Investment Institute
Market Views

Bonds, bridges, and burdens: China’s local government debt in focus

KEY POINTS
China's decades-long period of investment-driven growth has undoubtedly fuelled impressive economic development; however, its debt-financed investments now weigh heavily on the slowing economy. This is particularly true for local governments, which bear the largest share of the debt
So-called ‘land finance’ has been a key mechanism behind China's economic miracle, transmitted via local governments and bolstered by the once-booming property market
Triggered by the property market's downturn, this once positive, self-reinforcing feedback loop has swung into reverse, in turn constraining local governments' fiscal capacities and putting pressure on the banking sector
Ultimately, only China’s central government can resolve these issues through immediate fiscal support and long-term reforms to its fiscal framework, ensuring a sustainable model for all levels of government

It is widely acknowledged that China’s “economic miracle” over the past three decades was largely driven by industrialisation – shifting from an agrarian economy to an industrialised one.
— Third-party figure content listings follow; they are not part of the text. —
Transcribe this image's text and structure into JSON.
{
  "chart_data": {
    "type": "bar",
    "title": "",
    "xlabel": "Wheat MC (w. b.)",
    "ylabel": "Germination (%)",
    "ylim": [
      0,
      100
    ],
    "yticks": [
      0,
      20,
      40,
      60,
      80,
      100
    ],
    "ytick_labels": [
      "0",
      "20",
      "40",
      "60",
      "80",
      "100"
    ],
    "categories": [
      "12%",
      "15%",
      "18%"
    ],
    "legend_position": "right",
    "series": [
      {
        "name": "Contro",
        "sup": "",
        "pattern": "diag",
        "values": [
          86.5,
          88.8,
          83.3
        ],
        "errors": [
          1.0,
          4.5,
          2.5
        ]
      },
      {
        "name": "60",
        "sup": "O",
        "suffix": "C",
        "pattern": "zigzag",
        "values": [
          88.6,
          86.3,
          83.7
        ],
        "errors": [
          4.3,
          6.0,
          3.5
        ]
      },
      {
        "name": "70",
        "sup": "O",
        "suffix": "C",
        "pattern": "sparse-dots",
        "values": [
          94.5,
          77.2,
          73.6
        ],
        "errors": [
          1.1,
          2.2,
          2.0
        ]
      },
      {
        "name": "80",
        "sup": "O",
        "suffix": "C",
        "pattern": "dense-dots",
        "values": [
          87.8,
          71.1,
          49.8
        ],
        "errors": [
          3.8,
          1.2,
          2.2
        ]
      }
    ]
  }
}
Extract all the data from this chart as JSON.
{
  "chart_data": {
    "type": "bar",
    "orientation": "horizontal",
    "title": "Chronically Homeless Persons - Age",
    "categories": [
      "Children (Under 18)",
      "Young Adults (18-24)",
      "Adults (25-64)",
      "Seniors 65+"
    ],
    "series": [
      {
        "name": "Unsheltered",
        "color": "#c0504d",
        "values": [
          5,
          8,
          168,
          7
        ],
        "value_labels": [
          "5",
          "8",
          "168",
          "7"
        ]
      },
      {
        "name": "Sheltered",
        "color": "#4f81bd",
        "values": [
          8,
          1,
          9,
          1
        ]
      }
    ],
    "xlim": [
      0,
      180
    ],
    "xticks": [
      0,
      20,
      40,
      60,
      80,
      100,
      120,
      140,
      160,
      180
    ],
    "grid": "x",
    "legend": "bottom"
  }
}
The impressive GDP growth during this period was accompanied by rapid infrastructure development, a historic property market boom, and high demand for Chinese manufactured goods from Western economies. This was a capital-intensive process, especially for a country emerging from predominantly agricultural roots. Inevitably, debt levels surged over these decades as it invested in a new future but it suited China’s political landscape to see local governments shoulder much of this burden.